Never complain about their performance
Your partner is likely trying their best. Complaining about your partner’s performance can cause lasting damage to their confidence and your relationship. Instead, be encouraging about what they do right and use words like, “I prefer,” “I love it when,” and avoid at all costs phrases like,
Don’t bring up former lovers, even indirectly
It is natural to wonder about our partner’s exes and resort to comparing ourselves so bringing up former lovers, even lightly, is hurtful. By bringing up your past lovers, you could create insecurities within your new partner that make it harder for them to perform well. Avoid ever comparing your partner by saying things like, “One time someone did X and I loved it” and instead make suggestions like, “I’d love to try…”
Not everything needs to be verbal
There are plenty of ways to communicate desires without using a single word or moan. Try guiding your partner’s hands during sex. Giving them a little guidance can be extremely attractive and also super effective at conveying what you like with confidence. Also, giving your partner eye contact while going down on them indicates that you find them attractive and that you’re enjoying yourself. Even things like gripping the sheets or their body are a great non- verbal queue that conveys you want more of what they’re giving.
Try new things
Part of communicating desires can be figuring out what you like together. Introducing new positions or toys to the bedroom can be a great way to explore desires. Try suggesting role-playing as a way to live out your inner fantasies, and focus on foreplay. Foreplay is a vital aspect of sex that many tend to brush past; however, foreplay is as stimulating as sex for many women. If you and your partner are long distance or live separately, you can try phone sex with new app-controlled vibrators. You could even gamify your sex life and see how many orgasms you can have in one night, try and make each other climax first, practice edging, or turn your desires into a sex bucket list that you cross off.

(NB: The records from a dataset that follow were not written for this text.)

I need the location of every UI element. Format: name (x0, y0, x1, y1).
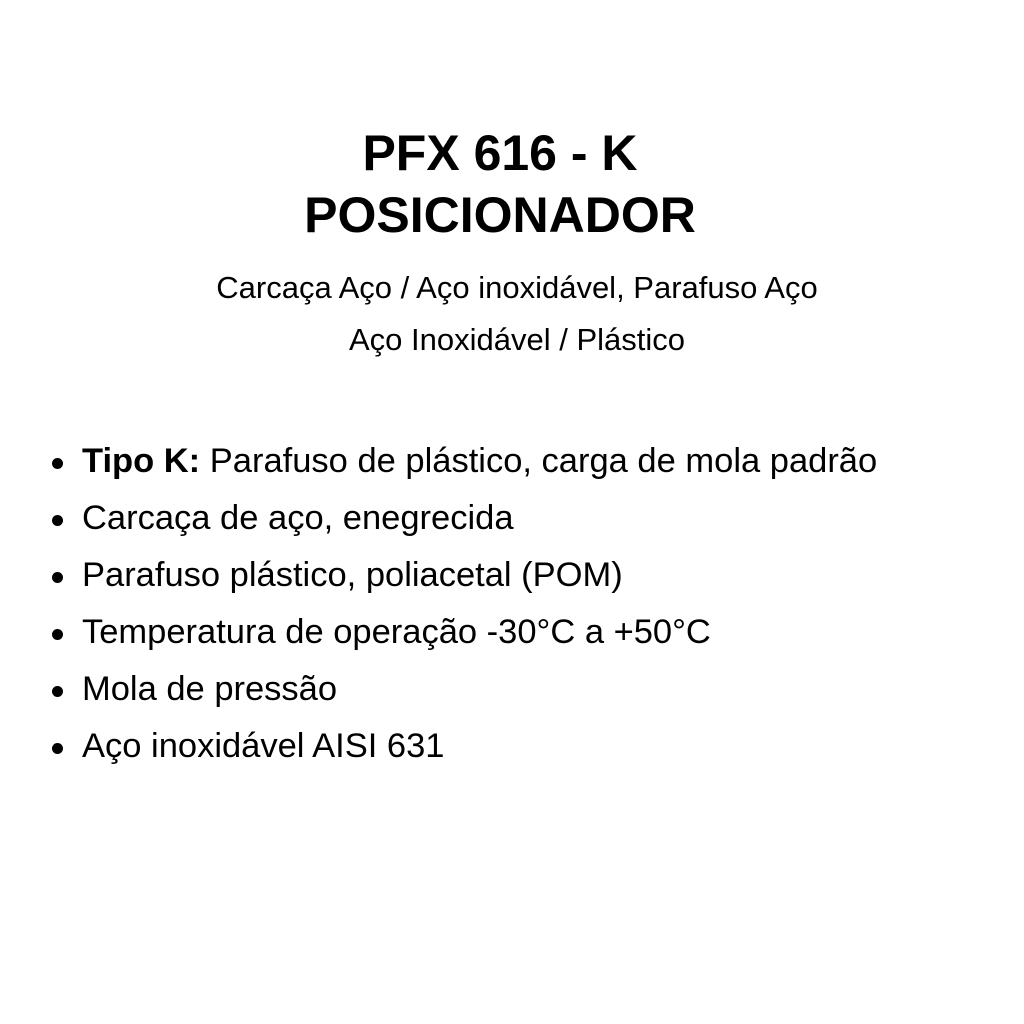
feature-text: Temperatura de operação -30°C a +50°C (82, 613, 711, 651)
feature-text: Mola de pressão (82, 670, 338, 708)
subtitle-line-1: Carcaça Aço / Aço inoxidável, Parafuso Aço (216, 270, 818, 305)
feature-item-temperature (52, 604, 877, 661)
feature-list (52, 433, 877, 775)
feature-item-screw (52, 547, 877, 604)
feature-text: Aço inoxidável AISI 631 (82, 727, 445, 765)
bullet-icon (52, 515, 63, 526)
product-title (0, 122, 1000, 246)
feature-item-steel (52, 718, 877, 775)
product-type-title: POSICIONADOR (304, 187, 696, 243)
feature-text: Parafuso de plástico, carga de mola padrão (200, 442, 878, 480)
bullet-icon (52, 458, 63, 469)
bullet-icon (52, 629, 63, 640)
feature-text: Carcaça de aço, enegrecida (82, 499, 514, 537)
subtitle-line-2: Aço Inoxidável / Plástico (348, 322, 685, 357)
feature-item-housing (52, 490, 877, 547)
material-subtitle (0, 262, 1024, 366)
feature-item-type-k (52, 433, 877, 490)
feature-item-spring (52, 661, 877, 718)
feature-prefix: Tipo K: (82, 442, 201, 480)
bullet-icon (52, 743, 63, 754)
bullet-icon (52, 572, 63, 583)
bullet-icon (52, 686, 63, 697)
product-code-title: PFX 616 - K (362, 125, 638, 181)
feature-text: Parafuso plástico, poliacetal (POM) (82, 556, 623, 594)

Overcome your sex insecurities
Insecurity is a completely normal part of sex. For example, many women experience low libido or vaginal dryness and men, young and old, often struggle with erectile dysfunction (ED), from time to time. Things that can affect sexual dysfunctions are stress, drinking alcohol, anxiety, etc. Talk with your partner, and perhaps a doctor, about your issues and be accepting of their problems by encouraging necessary lifestyle changes or simple solutions like ed medications or personal lubricant.
Talk about the unsexy things
It’s important to be sure you and your partner are on the same page about safe sex, especially if the relationship is new. If you have an STI, you should disclose that to your partner, and it’s always a good idea to get tested together if you have any suspicions. It’s also a good idea to discuss how committed – or monogamous – you want your relationship to be. Also, be sure to discuss your form of contraception, it’s reliability, and how open you are to the possibility of pregnancy. It’s totally unsexy, but having those conversations will likely improve intimacy with your partner by giving you a clearer understanding of your relationship and desires.
Healthy communication is critical for almost all areas of a relationship. By normalizing communication about sexual desires in relationships, we open the doors to increased pleasure and connection with our lovers. Communication about desires should be an ongoing practice, not just a one-time event, as great sex requires some effort and ongoing maintenance. Our preferences, bodies, and desires change, but most want to be sure they’re giving their lovers their best (and receiving all they lust for), and mastering how to talk about sex is the way to get there.